Saudi Arabia and Syria announced on Tuesday May 9 the return of their diplomatic representations to each other, after eleven years of Riyadh’s break with the Damascus regime, isolated due to the civil war which ravaged the country. country.
The oil-rich Gulf monarchy has recently moved closer to Syria as well as Iran, a major supporter of President Bashar Al Assad.
“Saudi Arabia has decided to resume the work of its diplomatic mission in Syria,” the foreign ministry said in a statement carried by the official SPA news agency. Riyadh seeks to “develop joint Arab action”, he said.
Shortly after, Damascus issued a parallel announcement: “The Syrian Arab Republic has decided to resume the activities of its diplomatic mission in Saudi Arabia,” said the Syrian state agency SANA, citing a source from the Ministry of Foreign Affairs.
The decision of Saudi Arabia, leader of the Gulf countries and regional heavyweight, comes two days after the reintegration of Syria into the Arab League, announced Sunday in Cairo.
Damascus was expelled from the pan-Arab organization in 2011 because of the bloody repression of a popular uprising, triggered in the wake of the Arab Springs, which degenerated into a civil war.
Involving regional and international actors, the war claimed around half a million lives. Nearly half of Syrians are now refugees or internally displaced, and swathes of the territory still escape government control.

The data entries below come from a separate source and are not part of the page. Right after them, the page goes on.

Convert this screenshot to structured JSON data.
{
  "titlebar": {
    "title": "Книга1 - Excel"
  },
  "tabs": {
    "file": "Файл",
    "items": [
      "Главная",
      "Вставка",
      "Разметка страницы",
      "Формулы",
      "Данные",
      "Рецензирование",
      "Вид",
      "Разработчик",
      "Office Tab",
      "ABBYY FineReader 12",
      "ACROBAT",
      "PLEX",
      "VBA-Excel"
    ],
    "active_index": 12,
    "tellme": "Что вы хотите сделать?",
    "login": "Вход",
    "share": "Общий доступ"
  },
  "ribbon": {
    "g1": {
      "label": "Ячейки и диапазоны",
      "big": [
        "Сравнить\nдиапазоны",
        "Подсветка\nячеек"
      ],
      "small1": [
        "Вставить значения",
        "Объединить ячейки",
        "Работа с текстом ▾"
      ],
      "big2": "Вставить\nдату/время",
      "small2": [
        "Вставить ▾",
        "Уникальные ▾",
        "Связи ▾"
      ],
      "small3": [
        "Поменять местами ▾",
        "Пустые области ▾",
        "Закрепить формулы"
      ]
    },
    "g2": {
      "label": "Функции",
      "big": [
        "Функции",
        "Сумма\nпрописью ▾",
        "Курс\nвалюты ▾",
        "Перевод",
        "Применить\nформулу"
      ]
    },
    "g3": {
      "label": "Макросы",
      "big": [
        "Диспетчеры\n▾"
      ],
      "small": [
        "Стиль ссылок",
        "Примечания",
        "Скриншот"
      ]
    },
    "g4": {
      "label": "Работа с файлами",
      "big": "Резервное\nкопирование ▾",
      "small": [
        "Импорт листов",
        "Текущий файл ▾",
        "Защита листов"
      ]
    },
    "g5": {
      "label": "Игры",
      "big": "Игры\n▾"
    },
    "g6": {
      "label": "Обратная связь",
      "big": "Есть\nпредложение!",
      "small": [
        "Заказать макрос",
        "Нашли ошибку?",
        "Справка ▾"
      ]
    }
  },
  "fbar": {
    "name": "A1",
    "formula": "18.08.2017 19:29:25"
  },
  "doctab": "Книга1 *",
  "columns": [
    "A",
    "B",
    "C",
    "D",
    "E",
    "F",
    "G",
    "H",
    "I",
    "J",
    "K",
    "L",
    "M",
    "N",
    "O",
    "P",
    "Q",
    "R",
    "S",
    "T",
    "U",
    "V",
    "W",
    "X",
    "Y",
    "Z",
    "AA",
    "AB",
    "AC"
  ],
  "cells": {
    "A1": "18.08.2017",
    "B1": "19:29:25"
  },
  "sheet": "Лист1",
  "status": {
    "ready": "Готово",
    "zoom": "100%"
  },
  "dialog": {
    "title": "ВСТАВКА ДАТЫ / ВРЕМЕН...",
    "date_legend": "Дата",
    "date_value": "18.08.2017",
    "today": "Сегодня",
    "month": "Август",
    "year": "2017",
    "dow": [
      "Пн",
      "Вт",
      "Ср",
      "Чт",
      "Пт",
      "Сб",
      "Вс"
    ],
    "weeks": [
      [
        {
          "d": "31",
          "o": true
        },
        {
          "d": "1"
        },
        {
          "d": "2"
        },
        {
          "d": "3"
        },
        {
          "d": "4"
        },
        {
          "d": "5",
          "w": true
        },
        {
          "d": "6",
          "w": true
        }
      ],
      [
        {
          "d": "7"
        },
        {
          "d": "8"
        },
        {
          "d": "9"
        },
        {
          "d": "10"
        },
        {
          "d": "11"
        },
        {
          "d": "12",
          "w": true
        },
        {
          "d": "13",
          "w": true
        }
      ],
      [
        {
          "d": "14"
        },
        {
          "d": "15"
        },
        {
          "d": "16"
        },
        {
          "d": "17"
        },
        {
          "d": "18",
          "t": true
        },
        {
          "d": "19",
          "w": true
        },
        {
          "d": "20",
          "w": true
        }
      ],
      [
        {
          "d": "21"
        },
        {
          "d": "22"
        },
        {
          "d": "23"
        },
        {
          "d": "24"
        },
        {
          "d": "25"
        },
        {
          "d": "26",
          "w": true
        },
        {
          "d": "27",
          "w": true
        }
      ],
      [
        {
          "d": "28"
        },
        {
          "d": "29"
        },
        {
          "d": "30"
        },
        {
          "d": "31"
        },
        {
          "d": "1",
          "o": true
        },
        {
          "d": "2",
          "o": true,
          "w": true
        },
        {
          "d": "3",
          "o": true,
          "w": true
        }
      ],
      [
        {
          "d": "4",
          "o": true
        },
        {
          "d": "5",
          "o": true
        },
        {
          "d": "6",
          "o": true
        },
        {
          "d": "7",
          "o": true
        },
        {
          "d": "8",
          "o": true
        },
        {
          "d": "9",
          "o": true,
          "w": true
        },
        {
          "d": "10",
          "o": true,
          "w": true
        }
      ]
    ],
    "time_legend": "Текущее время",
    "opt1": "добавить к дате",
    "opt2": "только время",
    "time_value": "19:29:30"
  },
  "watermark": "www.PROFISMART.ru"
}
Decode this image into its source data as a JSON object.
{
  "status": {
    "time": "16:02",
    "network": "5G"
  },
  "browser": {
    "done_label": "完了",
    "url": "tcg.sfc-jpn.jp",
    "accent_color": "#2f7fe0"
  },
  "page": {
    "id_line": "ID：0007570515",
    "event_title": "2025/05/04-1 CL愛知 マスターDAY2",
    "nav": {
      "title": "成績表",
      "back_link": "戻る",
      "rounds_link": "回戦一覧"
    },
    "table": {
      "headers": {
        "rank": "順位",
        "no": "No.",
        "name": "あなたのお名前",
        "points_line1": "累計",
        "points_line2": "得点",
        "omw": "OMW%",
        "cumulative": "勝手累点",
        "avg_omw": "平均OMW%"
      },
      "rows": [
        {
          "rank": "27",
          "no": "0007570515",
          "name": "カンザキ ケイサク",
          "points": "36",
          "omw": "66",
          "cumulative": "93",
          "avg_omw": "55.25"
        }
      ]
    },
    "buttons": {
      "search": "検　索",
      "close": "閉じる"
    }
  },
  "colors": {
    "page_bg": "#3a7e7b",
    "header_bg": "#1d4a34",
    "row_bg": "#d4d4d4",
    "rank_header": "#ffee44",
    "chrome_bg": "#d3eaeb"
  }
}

Gathered in Cairo, the heads of Arab diplomacy voted unanimously on Sunday for the Syrian delegation to “seat again in the Arab League”. President Assad himself is now “welcome if he wants to” on May 19 in Jeddah, Saudi Arabia, for the organization’s annual summit of heads of state, said its secretary general, Ahmed Aboul Gheit. .
For its part, Damascus had indicated that it wanted to “strengthen cooperation” while the regime is betting on normalization, in particular with the rich monarchies of the Gulf, to finance the costly reconstruction of a fragmented country with devastated infrastructure.
Bashar Al Assad had recently come out of his persona non grata status, benefiting in particular from a surge of global solidarity in February after an earthquake that devastated large regions of Syria and Turkey.
The Syrian president also pulled out of the regional game thanks to the unexpected rapprochement between two great rivals, Riyadh and Tehran, his loyal support. The Saudi Minister of Foreign Affairs, Faisal ben Farhane, even made an unprecedented visit to Damascus in mid-April, where he was received by Bashar Al Assad.
In this context of regional warming, Turkey is also beginning to reconnect with the Syrian regime, the foreign ministers of the two countries to meet on Wednesday in Russia, another power very close to Bashar Al Assad.
The angry opposition
But in Doha, the Syrian opposition is fuming. “Crimes cannot be rewarded by a return to the table of Arab countries,” lamented Tuesday in a press release Bilal Turkia, representative of the Syrian opposition in Qatar. According to him, the return of Syria to the Arab League gives “a green light to more brutality on the part of this regime whose behavior will not change”.
Opposed to normalization with Bashar Al Assad, like the United States and European powers, Qatar is home to the only Syrian embassy run by the opposition.
For Washington, Syria “does not deserve to be readmitted to the Arab League”. “Our position is clear: we have no intention of normalizing relations with Bashar Al Assad and his regime,” Secretary of State Antony Blinken told reporters in Washington.
Same story for London. British Foreign Secretary James Cleverly, speaking alongside Antony Blinken, said he was “very uncomfortable” with the Arab League’s decision: “brutality against the Syrian people cannot not be ignored. And the UK is certainly not going to sweep that under the rug.”
In addition to Saudi Arabia, many other Arab countries have taken steps towards Damascus, in particular the United Arab Emirates but also Egypt, Oman and Tunisia.